Bright Colored D-Loops
by Zane Graham
As bowhunters, many of us use a release that attaches to a D-loop on the bow string. I think the color of the D-loop is often overlooked, but is important. We pay close attention to the main components of the bow such as the sight and arrow rest, but not so much to the D-loop. In my opinion, the color of the D-loop could determine if you go home with an empty tag or a filled one.
In 2011, I was sitting in a brush blind one evening bowhunting for an 8-point buck I had captured on trail-camera. That day, I saw several deer, but not the 8-pointer I was looking for. It got too dark to shoot, so I began packing up my stuff. As I did, I caught a glimpse of movement and to my surprise, I saw a mountain lion walking in front of the feeder. My adrenaline kicked in and all I was thinking about was getting a shot off at it. I tried to hook my release onto my D-loop, but due to the darkness I couldn’t see the dark green loop, and just like that the lion was gone. If I would’ve been able to see the D-loop, I likely would’ve gotten a shot off at the mountain lion.
Hunting out of enclosed blinds can also make it difficult to see the D-loop due to the darkness inside. It can be especially difficult to see the D-loop when you are in an enclosed blind and it is either the first light of the morning or the last light of the evening. While it is light enough outside to see well, it can be too dark inside the blind. The last thing you want to have happen is to have a trophy buck walk by or in my case a mountain lion, and not be able to see your D-loop well enough to hook your release in time.
I would highly recommend getting a bright colored D-loop, such as white or a fluorescent color. I have even seen D-loops that glow in the dark, which is extremely beneficial. Get a bright colored D-loop for low light conditions–the time when the big bucks like to move.

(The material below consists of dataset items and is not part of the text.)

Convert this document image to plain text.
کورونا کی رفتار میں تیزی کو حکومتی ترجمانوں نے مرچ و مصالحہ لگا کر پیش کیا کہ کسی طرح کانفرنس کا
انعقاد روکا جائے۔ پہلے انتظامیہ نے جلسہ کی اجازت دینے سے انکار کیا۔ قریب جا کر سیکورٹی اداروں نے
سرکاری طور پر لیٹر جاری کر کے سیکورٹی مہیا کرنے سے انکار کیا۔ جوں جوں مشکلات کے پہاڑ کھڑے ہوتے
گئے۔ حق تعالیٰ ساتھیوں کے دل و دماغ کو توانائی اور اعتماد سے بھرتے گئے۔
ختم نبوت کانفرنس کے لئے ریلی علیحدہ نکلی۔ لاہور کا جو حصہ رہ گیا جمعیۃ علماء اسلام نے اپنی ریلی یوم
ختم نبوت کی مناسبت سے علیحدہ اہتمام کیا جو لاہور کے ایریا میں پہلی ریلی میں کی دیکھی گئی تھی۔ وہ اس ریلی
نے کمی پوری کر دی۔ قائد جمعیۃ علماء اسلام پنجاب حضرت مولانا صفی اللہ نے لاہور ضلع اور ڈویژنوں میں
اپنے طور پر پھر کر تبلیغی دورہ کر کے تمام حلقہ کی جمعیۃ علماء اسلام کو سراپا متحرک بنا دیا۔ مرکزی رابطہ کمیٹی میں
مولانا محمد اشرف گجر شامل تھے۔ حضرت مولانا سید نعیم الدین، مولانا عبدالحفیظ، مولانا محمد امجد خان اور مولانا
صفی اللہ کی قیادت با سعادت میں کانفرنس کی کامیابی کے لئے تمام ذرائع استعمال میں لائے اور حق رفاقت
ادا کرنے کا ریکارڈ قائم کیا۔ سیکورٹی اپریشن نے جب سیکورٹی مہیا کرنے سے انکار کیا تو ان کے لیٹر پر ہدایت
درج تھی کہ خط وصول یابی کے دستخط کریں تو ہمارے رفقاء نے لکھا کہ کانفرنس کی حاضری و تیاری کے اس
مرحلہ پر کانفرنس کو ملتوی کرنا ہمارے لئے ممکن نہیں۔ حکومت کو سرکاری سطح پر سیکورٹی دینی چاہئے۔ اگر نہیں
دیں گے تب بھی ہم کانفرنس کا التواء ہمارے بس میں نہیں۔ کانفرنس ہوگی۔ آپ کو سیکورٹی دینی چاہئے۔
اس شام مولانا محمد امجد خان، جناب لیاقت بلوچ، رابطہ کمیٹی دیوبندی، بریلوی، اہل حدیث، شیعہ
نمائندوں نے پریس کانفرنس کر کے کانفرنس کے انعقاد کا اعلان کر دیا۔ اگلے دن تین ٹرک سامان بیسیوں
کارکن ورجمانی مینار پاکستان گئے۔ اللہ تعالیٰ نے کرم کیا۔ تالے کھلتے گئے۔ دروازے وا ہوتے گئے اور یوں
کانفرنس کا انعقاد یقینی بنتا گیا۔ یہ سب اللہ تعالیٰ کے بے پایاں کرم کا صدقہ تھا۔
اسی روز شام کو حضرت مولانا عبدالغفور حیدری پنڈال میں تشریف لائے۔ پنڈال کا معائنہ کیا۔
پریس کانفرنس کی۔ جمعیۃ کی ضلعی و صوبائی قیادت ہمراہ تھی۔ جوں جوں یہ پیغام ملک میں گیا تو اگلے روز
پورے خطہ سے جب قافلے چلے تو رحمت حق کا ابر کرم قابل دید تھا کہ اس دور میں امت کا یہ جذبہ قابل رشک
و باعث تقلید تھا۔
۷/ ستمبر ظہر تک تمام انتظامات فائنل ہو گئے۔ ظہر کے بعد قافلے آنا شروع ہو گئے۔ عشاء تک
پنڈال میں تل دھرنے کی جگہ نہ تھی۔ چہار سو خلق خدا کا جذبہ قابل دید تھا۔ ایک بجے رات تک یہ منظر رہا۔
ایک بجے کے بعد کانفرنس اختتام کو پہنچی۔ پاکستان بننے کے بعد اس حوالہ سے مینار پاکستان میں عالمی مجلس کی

Zane Graham is a dedicated hunter who loves chasing Texas whitetails. West Texas is his home and he has a hunting lease nearby where he spends most of his free time. He took his first deer at the age of 9 and has taken multiple bucks scoring over 130, with both his rifle and bow since then. He recently started filming his own hunts and loves both the challenge and the satisfaction of reliving the hunt. Zane is working on a criminology degree at the University of Texas of the Permian Basin and hopes to one day become a game warden for the Texas Parks and Wildlife Department.